Results: 26 patients were evaluable with a median age of 54 years (20-75). The most common indications for reRT were progressive or recurrent meningioma (n=10) or glioma (n=7). None received craniospinal re-RT; 7 received concurrent systemic therapy. The prior overlapping RT was fractionated in 19 and SRS in 9, with 4 having multiple prior courses. For reRT, 19 received conventional fractionation (range 45 – 60 Gy), 6 moderate hypofractionation (range 35 – 50 Gy), and 1 proton-based SBRT (30 Gy, 5 fxs). The median nominal cumulative dose was 102 Gy. The median interval from prior RT was 40 months (9-240). There was no statistically significant difference between baseline and 3 month postRT scores for the PF, PC, or mean MDASI-BT Symptom or Interference scores. 11 patients had a 4 point worsening in PF scores at 3 months post-RT: 7 newly entering the moderate severity range and none newly entering severe. For PC, no patient newly reported moderate or worse cognitive impairment at 3 months postRT. Comparing the (baseline, 3 month postRT) median MDASI-BT scores, there was a statistically significant higher (worse) median score for drowsiness (3, 4.5), dry mouth (0, 2), difficulty understanding (1, 2) and appearance (0, 0.5) though the median scores remained low, below a moderate level of severity on the 0-10 MDASI-BT scale. At baseline and 3 months postRT, those with an ECOG performance status (PS) of 1+ (n=13) reported a statistically significant worse PF and MDASI-BT Interference scores compared to those with a baseline ECOG PS=0 (n=12). At 3 months postRT, the four patients requiring steroids reported statistically worse MDASI-BT Interference scores, particularly in relationships and enjoyment of life.

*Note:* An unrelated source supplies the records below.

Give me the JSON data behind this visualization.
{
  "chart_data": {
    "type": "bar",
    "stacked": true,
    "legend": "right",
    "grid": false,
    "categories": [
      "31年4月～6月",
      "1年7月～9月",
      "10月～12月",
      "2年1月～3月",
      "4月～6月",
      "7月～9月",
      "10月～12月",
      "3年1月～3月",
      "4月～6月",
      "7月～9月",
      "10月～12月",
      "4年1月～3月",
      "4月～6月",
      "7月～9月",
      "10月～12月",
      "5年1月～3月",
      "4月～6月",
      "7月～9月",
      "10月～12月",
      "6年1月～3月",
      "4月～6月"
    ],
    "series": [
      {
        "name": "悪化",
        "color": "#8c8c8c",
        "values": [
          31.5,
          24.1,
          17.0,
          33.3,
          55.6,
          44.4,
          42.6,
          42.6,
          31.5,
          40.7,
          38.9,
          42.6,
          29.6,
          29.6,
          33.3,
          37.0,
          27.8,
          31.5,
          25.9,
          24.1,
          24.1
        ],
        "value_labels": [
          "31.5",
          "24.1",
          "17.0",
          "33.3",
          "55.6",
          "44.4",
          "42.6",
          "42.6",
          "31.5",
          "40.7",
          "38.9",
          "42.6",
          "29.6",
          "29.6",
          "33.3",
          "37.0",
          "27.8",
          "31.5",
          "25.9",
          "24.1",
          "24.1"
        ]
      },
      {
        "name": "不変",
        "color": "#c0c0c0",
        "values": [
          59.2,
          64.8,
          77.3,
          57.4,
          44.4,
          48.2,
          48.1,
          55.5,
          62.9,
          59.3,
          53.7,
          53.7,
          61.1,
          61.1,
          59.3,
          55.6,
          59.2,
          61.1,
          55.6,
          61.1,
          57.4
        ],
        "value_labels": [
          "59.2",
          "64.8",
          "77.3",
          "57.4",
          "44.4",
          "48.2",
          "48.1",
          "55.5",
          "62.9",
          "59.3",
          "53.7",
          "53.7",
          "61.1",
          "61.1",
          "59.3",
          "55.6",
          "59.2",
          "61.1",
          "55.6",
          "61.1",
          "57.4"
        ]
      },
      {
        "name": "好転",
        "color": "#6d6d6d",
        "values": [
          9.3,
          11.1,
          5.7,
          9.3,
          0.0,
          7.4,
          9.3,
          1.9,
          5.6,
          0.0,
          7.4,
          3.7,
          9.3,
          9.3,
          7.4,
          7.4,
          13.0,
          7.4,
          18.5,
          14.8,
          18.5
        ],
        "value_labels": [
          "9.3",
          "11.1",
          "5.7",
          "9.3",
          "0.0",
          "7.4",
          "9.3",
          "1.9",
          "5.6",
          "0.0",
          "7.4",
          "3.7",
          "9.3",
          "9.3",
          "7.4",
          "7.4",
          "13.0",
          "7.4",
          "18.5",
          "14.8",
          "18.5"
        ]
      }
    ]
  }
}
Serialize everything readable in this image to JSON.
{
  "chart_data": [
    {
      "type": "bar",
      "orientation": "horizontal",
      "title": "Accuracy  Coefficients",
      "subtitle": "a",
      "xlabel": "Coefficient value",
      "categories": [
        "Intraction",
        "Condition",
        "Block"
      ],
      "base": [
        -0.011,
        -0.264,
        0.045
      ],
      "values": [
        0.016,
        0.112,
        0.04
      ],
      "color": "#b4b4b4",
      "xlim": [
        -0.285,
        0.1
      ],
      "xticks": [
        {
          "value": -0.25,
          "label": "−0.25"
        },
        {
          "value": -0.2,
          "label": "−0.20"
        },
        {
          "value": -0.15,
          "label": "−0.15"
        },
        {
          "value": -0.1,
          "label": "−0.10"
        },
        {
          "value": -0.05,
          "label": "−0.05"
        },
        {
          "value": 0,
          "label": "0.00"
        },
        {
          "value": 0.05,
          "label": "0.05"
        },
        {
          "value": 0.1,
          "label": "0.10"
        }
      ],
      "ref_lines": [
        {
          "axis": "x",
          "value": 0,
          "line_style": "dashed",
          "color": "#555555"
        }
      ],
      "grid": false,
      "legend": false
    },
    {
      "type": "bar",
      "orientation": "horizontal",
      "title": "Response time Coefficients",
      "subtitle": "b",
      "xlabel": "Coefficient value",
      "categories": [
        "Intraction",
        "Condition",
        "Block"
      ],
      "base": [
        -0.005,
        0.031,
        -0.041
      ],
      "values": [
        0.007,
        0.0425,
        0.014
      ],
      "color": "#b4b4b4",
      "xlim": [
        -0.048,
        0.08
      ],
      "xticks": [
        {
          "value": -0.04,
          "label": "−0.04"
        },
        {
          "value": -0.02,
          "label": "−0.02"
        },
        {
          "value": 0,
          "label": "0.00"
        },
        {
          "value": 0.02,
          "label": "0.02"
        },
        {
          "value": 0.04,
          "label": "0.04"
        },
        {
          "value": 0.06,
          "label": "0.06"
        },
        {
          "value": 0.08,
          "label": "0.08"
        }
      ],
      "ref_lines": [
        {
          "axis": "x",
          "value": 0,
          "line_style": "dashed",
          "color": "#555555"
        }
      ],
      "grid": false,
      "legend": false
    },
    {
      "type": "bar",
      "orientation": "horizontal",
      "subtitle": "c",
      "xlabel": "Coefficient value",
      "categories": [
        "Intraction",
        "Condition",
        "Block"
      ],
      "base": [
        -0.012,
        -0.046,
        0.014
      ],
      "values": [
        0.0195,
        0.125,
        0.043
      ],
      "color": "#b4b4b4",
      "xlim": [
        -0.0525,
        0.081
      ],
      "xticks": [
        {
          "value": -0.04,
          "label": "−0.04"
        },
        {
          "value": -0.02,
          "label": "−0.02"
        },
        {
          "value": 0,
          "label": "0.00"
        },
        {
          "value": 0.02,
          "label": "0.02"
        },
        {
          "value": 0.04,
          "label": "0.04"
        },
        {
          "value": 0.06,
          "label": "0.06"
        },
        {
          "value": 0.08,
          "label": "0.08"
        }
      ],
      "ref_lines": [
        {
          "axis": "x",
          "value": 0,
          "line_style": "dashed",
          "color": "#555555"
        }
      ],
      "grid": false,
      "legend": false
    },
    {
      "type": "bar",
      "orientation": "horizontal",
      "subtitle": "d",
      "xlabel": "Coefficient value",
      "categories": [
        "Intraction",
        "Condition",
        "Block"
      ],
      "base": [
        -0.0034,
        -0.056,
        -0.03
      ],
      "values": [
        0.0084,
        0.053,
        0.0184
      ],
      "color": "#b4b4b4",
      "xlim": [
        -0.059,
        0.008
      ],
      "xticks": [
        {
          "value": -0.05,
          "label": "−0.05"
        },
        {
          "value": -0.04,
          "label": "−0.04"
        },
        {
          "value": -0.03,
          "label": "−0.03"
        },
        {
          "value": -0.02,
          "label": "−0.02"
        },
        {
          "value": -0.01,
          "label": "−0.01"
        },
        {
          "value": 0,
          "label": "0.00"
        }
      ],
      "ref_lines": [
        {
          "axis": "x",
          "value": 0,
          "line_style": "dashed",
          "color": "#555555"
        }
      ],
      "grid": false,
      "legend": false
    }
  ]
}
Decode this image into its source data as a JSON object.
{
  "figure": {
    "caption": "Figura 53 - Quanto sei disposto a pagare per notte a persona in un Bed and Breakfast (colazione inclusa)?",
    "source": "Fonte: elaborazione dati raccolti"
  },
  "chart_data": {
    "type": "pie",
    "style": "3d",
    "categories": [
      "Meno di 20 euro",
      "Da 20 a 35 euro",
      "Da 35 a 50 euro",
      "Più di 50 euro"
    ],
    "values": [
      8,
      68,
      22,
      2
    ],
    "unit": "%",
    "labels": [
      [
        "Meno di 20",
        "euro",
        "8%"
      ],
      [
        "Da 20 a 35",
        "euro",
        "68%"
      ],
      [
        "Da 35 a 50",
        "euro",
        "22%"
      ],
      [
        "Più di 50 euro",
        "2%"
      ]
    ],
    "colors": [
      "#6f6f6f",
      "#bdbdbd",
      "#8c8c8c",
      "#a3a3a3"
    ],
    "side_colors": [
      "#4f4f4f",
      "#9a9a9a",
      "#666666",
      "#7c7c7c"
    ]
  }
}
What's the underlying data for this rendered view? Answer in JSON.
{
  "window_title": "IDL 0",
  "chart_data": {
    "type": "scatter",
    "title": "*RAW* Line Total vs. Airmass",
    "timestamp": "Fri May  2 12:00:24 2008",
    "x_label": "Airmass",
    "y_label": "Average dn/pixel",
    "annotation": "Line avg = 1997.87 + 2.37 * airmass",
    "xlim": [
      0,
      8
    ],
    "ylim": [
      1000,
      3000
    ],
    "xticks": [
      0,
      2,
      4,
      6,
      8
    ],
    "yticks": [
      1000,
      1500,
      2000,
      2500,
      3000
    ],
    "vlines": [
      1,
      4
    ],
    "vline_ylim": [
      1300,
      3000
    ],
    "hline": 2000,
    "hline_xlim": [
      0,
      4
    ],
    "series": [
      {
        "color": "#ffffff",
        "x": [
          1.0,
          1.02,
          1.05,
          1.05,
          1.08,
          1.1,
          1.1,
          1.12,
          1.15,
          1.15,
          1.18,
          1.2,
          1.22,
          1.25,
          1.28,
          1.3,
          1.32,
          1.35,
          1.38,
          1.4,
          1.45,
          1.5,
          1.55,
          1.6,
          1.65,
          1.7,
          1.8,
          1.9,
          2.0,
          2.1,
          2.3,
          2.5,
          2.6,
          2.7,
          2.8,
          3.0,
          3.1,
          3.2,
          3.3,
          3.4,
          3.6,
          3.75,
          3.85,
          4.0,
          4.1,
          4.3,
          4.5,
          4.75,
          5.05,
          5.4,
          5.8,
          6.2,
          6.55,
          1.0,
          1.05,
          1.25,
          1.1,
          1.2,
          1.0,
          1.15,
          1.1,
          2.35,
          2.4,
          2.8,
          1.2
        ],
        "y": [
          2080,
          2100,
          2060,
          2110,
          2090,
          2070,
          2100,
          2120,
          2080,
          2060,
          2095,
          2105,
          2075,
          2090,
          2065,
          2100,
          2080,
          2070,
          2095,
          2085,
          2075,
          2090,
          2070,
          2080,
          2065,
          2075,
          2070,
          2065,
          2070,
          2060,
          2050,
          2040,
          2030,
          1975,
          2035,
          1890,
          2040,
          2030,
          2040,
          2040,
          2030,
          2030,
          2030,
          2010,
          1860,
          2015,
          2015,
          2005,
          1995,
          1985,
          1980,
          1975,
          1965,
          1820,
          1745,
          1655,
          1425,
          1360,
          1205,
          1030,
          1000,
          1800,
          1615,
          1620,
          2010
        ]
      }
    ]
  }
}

Conclusion: CNS-directed proton reRT was associated with modest changes in patient reported outcomes with ~27% reporting a new moderate level of fatigue at 3 months postRT. Those with a worse baseline ECOG PS and those requiring steroids reported a greater detriment on quality of life. These data are helpful in counseling on short term side effects and shared decision making when considering CNS proton reRT.